Walking on Sunshine and Fat Boy Splashes
Leaning into the Vertical along the Tinderbox Shoreline
This Tinderbox shoreline is another where the cartographers have pretty much mooched on by, leaving others to fill in the blanks. But it would seem that many locals, spending their time on the clifftops only, are ignorant of the particular beauty of zawns and arête, cobbled beaches, sea caves and the communities living below the water.
Down on the reefs it’s a multicultural world. There are green and snakeskin chitons, common beaked and flea mussels, tall-ribbed and scaly limpets, chequered, ribbed and tessellated top-shells, common shelf-limpets, banded austral winks, lined whelks and common cartrut-shells… and there are the refugees that jumped ship and found a rock to cling to, escaping the polluted bilge water of their vessel of choice – the mediterranean mussel and pacific oyster may have arrived this way. (Grove, de Little).

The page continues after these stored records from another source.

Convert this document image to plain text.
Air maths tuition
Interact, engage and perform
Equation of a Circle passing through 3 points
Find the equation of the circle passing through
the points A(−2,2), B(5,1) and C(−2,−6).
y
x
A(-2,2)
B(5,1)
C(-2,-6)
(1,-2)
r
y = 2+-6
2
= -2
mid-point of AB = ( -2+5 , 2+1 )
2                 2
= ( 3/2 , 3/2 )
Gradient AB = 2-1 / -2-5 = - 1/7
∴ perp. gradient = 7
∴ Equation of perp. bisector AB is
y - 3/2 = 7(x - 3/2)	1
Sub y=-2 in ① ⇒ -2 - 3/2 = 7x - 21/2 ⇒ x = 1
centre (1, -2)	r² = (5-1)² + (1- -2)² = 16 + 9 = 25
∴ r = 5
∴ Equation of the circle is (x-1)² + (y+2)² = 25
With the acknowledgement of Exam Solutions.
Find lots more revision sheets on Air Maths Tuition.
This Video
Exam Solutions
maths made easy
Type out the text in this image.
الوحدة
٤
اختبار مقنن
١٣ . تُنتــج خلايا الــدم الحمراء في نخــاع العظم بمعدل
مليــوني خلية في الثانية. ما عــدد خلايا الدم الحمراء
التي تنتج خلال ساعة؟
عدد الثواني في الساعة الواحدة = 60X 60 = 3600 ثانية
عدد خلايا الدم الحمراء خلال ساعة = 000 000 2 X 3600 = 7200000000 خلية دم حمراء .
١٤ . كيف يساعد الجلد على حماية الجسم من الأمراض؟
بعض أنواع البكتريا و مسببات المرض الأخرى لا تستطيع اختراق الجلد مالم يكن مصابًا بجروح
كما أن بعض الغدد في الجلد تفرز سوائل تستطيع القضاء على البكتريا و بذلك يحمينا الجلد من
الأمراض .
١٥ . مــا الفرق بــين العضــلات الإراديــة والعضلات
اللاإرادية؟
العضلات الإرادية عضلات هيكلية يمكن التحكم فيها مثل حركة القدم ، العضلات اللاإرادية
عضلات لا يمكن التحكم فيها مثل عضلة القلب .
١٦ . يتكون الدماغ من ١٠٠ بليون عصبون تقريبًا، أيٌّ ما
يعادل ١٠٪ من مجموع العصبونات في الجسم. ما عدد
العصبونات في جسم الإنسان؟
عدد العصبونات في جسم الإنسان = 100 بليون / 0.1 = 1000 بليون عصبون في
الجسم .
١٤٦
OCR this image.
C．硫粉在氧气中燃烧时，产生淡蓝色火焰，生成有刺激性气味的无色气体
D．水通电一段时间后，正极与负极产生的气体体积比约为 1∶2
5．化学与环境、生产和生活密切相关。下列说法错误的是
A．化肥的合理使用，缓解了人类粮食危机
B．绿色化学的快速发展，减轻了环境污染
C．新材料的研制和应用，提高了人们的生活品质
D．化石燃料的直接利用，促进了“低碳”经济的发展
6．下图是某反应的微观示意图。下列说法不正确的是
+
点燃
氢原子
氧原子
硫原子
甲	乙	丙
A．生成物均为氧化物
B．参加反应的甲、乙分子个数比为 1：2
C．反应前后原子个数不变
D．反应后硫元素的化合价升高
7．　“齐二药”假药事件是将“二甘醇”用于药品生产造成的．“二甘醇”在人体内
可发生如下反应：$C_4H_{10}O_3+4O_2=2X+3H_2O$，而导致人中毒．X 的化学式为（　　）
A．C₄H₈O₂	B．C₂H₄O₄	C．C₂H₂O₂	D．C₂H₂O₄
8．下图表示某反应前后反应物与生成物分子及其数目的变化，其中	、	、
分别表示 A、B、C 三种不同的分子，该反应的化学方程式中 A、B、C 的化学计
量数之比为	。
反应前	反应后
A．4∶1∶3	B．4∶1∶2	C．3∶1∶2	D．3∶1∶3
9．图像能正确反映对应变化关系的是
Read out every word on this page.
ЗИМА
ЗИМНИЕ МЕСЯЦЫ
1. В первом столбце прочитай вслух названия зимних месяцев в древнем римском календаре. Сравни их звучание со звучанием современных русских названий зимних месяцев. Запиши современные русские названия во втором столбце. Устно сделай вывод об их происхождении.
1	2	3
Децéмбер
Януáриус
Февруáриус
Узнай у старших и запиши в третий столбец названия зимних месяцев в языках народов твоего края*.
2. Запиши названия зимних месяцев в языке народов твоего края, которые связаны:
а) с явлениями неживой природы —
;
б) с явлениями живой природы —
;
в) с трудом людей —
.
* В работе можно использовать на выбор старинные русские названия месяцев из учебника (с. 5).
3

These fantastical names and molluscs could arguably be equaled by the climbers who have transported a love of a particular sort of coastal climbing (deep water soloing) from the Cornwall and Devon coastlines to Tasmania and who have applied colourful names to the vertical routes that they alone can see and cling to. Pinnacle zawn has climbs called Fatman’s Splash and Fatboy’s Swim, Walking on Sunshine and Danni’s Pants. Climbers’ fingers and toes have found cracks in the chimneys and buttresses, they know the arête and sea caves and they’ve swum or kayaked across gulches to reach their next challenge.
This coast is loved by jumpers too. The young and the reckless risk broken backs, head injuries and death, doing backflips off Soldier’s Rocks and leaping off the Cemetery at the Blowhole (see Blackmans Bay Beach).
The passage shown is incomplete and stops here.